The Half Smoke is the variety of wiener-in-a-bun preferred in Washington, DC. Sometimes beef, sometimes pork, often half and half and almost always spicy, a Half Smoke is often steamed, and then served up with chili and onions. The Half Smoke served at Ben’s Original is considered top of the line.
WIENERS UP THE ARM
Especially popular in Rhode Island as a feature of the New York System, but also found elsewhere, “wieners up the arm” mean smaller-than-usual hot dogs made of veal and pork, lined up in a row along the counterperson’s forearm (sometimes as far up as the bicep) so that toppings (melted cheese, chili, onions etc.) can be added all at once. A key feature of the experience, of course, is the lagniappe added via the taste of the counterperson’s arm.
Everybody loves the basic Hot Dog! Well, many people do. Accordingly, every part of the US has a different style, when it comes to serving them up.

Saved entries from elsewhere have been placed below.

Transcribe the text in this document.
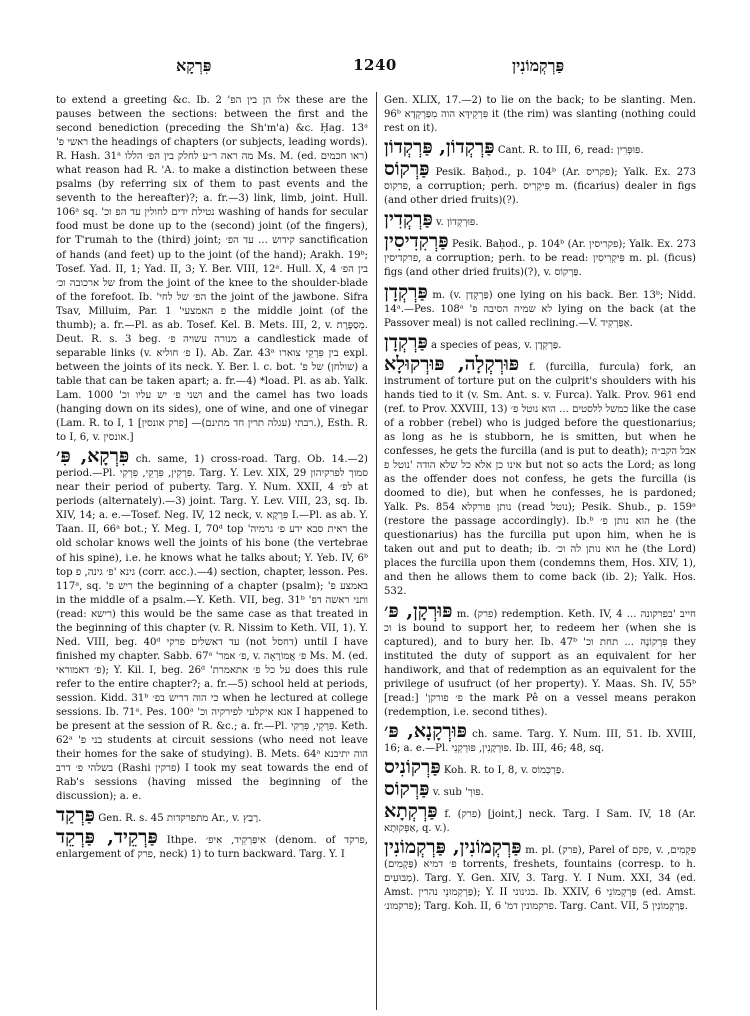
פִּרְקָא	1240	פַּרְקְמוֹנִין

to extend a greeting &c. Ib. 2 'אלו הן בין הפ these are the pauses between the sections: between the first and the second benediction (preceding the Sh'm'a) &c. Ḥag. 13ᵃ 'ראשי פ the headings of chapters (or subjects, leading words). R. Hash. 31ᵃ מה ראה ר״ע לחלק בין הפ׳ הללו Ms. M. (ed. ראו חכמים) what reason had R. 'A. to make a distinction between these psalms (by referring six of them to past events and the seventh to the hereafter)?; a. fr.—3) link, limb, joint. Hull. 106ᵃ sq. 'נטילת ידים לחולין עד הפ וכ washing of hands for secular food must be done up to the (second) joint (of the fingers), for T'rumah to the (third) joint; קידוש ... עד הפ׳ sanctification of hands (and feet) up to the joint (of the hand); Arakh. 19ᵇ; Tosef. Yad. II, 1; Yad. II, 3; Y. Ber. VIII, 12ᵃ. Hull. X, 4 בין הפ׳ של ארכובה וכ׳ from the joint of the knee to the shoulder-blade of the forefoot. Ib. 'הפ׳ של לחי the joint of the jawbone. Sifra Tsav, Milluim, Par. 1 'פ האמצעי the middle joint (of the thumb); a. fr.—Pl. as ab. Tosef. Kel. B. Mets. III, 2, v. מְסַפֶּרֶת. Deut. R. s. 3 beg. מנורה עשויה פ׳ a candlestick made of separable links (v. פ׳ חוליא I). Ab. Zar. 43ᵃ בין פִּרְקֵי צוארו expl. between the joints of its neck. Y. Ber. l. c. bot. 'שולחן) של פ) a table that can be taken apart; a. fr.—4) *load. Pl. as ab. Yalk. Lam. 1000 'ושני פ׳ יש עליו וכ and the camel has two loads (hanging down on its sides), one of wine, and one of vinegar (Lam. R. to I, 1 [פרק אונסין] —(עגלה תרין חד מתינם) רבתי.), Esth. R. to I, 6, v. אונסין.]

פִּרְקָא, פִּ׳ ch. same, 1) cross-road. Targ. Ob. 14.—2) period.—Pl. פִּרְקִין, פִּרְקֵי, פִּרְקִי. Targ. Y. Lev. XIX, 29 סמוך לפרקיהון near their period of puberty. Targ. Y. Num. XXII, 4 לפ׳ at periods (alternately).—3) joint. Targ. Y. Lev. VIII, 23, sq. Ib. XIV, 14; a. e.—Tosef. Neg. IV, 12 neck, v. פִּרְקָא I.—Pl. as ab. Y. Taan. II, 66ᵃ bot.; Y. Meg. I, 70ᵈ top 'ראית סבא ידע פ׳ גרמיה the old scholar knows well the joints of his bone (the vertebrae of his spine), i.e. he knows what he talks about; Y. Yeb. IV, 6ᵇ top גינא 'פ׳ גינה, פ (corr. acc.).—4) section, chapter, lesson. Pes. 117ᵃ, sq. 'ריש פ the beginning of a chapter (psalm); 'באמצע פ in the middle of a psalm.—Y. Keth. VII, beg. 31ᵇ 'ותני ראשה דפ (read: רישא) this would be the same case as that treated in the beginning of this chapter (v. R. Nissim to Keth. VII, 1). Y. Ned. VIII, beg. 40ᵈ עד דאשלים פרקי (not דחסל) until I have finished my chapter. Sabb. 67ᵃ 'פ׳ אמר, v. פ׳ אֱמוֹרָאָה Ms. M. (ed. פ׳ דאמוראי); Y. Kil. I, beg. 26ᵈ 'על כל פ׳ אתאמרת does this rule refer to the entire chapter?; a. fr.—5) school held at periods, session. Kidd. 31ᵇ כי הוה דריש בפ׳ when he lectured at college sessions. Ib. 71ᵃ. Pes. 100ᵃ 'אנא איקלעי לפירקיה וכ I happened to be present at the session of R. &c.; a. fr.—Pl. פִּרְקֵי, פִּרְקִי. Keth. 62ᵃ 'בני פ students at circuit sessions (who need not leave their homes for the sake of studying). B. Mets. 64ᵃ הוה יתיבנא בשלהי פ׳ דרב (Rashi פרקין) I took my seat towards the end of Rab's sessions (having missed the beginning of the discussion); a. e.

פַּרְקַד Gen. R. s. 45 מתפרקדות Ar., v. רָבַץ.

פַּרְקֵיד, פַּרְקֵד Ithpe. אִיפַּרְקֵיד, אִיפ׳ (denom. of פרקד, enlargement of פרק, neck) 1) to turn backward. Targ. Y. I

Gen. XLIX, 17.—2) to lie on the back; to be slanting. Men. 96ᵇ פִּרְקֵידָּא הוה מִפַּרְקְדָא it (the rim) was slanting (nothing could rest on it).

פַּרְקְדוֹן, פַּרְקְדוֹן Cant. R. to III, 6, read: פּוּפְּרִין.

פַּרְקוֹס Pesik. Baḥod., p. 104ᵇ (Ar. פקריס); Yalk. Ex. 273 פרקוס, a corruption; perh. פִּיקְרִיס m. (ficarius) dealer in figs (and other dried fruits)(?).

פַּרְקְדִין v. פּוּרְקְדוֹן.

פַּרְקִדִיסִין Pesik. Baḥod., p. 104ᵇ (Ar. פקריסין); Yalk. Ex. 273 פרקדיסין, a corruption; perh. to be read: פִּיקְרִיסִין m. pl. (ficus) figs (and other dried fruits)(?), v. פַּרְקוֹס.

פַּרְקְדָן m. (v. פַּרְקְדַן) one lying on his back. Ber. 13ᵇ; Nidd. 14ᵃ.—Pes. 108ᵃ 'לא שמיה הסיבה פ lying on the back (at the Passover meal) is not called reclining.—V. אַפַּרְקִיד.

פַּרְקְדָן a species of peas, v. פַּרְקְדָן.

פּוּרְקְלָה, פּוּרְקוּלָא f. (furcilla, furcula) fork, an instrument of torture put on the culprit's shoulders with his hands tied to it (v. Sm. Ant. s. v. Furca). Yalk. Prov. 961 end (ref. to Prov. XXVIII, 13) כמשל ללסטים ... הוא נוטל פ׳ like the case of a robber (rebel) who is judged before the questionarius; as long as he is stubborn, he is smitten, but when he confesses, he gets the furcilla (and is put to death); אבל הקב״ה אינו כן אלא כל שלא הודה 'נוטל פ but not so acts the Lord; as long as the offender does not confess, he gets the furcilla (is doomed to die), but when he confesses, he is pardoned; Yalk. Ps. 854 נותן פורקלא (read נוטל); Pesik. Shub., p. 159ᵃ (restore the passage accordingly). Ib.ᵇ הוא נותן פ׳ he (the questionarius) has the furcilla put upon him, when he is taken out and put to death; ib. הוא נותן לה וכ׳ he (the Lord) places the furcilla upon them (condemns them, Hos. XIV, 1), and then he allows them to come back (ib. 2); Yalk. Hos. 532.

פּוּרְקָן, פּ׳ m. (פרק) redemption. Keth. IV, 4 ... חייב 'בפרקונה וכ is bound to support her, to redeem her (when she is captured), and to bury her. Ib. 47ᵇ 'פִּרְקוֹנָהּ ... תחת וכ they instituted the duty of support as an equivalent for her handiwork, and that of redemption as an equivalent for the privilege of usufruct (of her property). Y. Maas. Sh. IV, 55ᵇ [read:] 'פ׳ פורקן the mark Pê on a vessel means perakon (redemption, i.e. second tithes).

פּוּרְקָנָא, פּ׳ ch. same. Targ. Y. Num. III, 51. Ib. XVIII, 16; a. e.—Pl. פּוּרְקָנִין, פּוּרְקְנֵי. Ib. III, 46; 48, sq.

פַּרְקוֹנִיס Koh. R. to I, 8, v. פַּרְכְּמוֹס.

פַּרְקוֹס v. sub 'פּוּרְ.

פַּרְקְתָא f. (פרק) [joint,] neck. Targ. I Sam. IV, 18 (Ar. אַפְּקוּתָא, q. v.).

פַּרְקְמוֹנִין, פַּרְקְמוֹנִין m. pl. (פרק), Parel of פקם, v. פִּקְמִים, פ׳ דמיא (פַּקְמִים) torrents, freshets, fountains (corresp. to h. מַבּוּעִים). Targ. Y. Gen. XIV, 3. Targ. Y. I Num. XXI, 34 (ed. Amst. פַּרְקְמוּנֵי נהרין); Y. II בגינוני. Ib. XXIV, 6 פַּרְקְמוֹנֵי (ed. Amst. פרקמונ׳); Targ. Koh. II, 6 'פרקמונין דמ. Targ. Cant. VII, 5 פַּרְקְמוֹנִין.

The dirty water dog, as they are colloquially known, has been a feature of the New York streetscape since the Great Depression and earlier. Boiled and then served plain, with mustard, or with sauerkraut by street vendors, the best hot dogs in the city are found either at Nathan’s, in Coney Island (where the ridiculously enjoyable hot dog eating contest takes place each summer) or, even better, at Papaya King.
LA holds its own with New York and Chicago when it comes to hot dogs. While the beloved Tail O’the Pup remains in storage, having been moved from its previous location in 2005 to make way for luxury condos which have yet to be built, the traditional Los Angeles chili dog can be enjoyed at Pink’s, Tommy’s, and many other places throughout the Southland.
In Detroit, the American Coney Island Hot Dog stand has since 1917 served up the local variant: a natural skin wiener with chili, mustard and sweet chopped onions served in a steamed bun. The depopulation of Detroit notwithstanding, the area still has 150 Coney Island-style hot dog stands, including both the original and, immediately next door, its closest competitor, Lafayette Coney Island.
The Chicago hot dog is often considered, (even by non-Chicagoans) an exemplar of what hot dogs should be; and though Doug Sohn the owner decided to shutter, Hot Doug’s will be until October 4 the place where the longest lines will be found. The basic Chicago Red Hot, available throughout the city with any number of subtle variations, generally employs an all-beef frankfurter, a poppy seed bun, yellow mustard, chopped white onion,glow-in-the-dark green sweet pickle relish, a dill pickle spear, tomato, pickled peppers, and celery salt. Ketchup, with good reason, never enters into the picture — other ingredients sometimes do, depending on the inventiveness of the person behind the grill.
Bear in mind that it is nevertheless always possible to go overboard, when it comes to Chicago-style hot dogs.
So while summer’s still here — run, don’t walk to your nearest sausage-on-a-roll purveyor!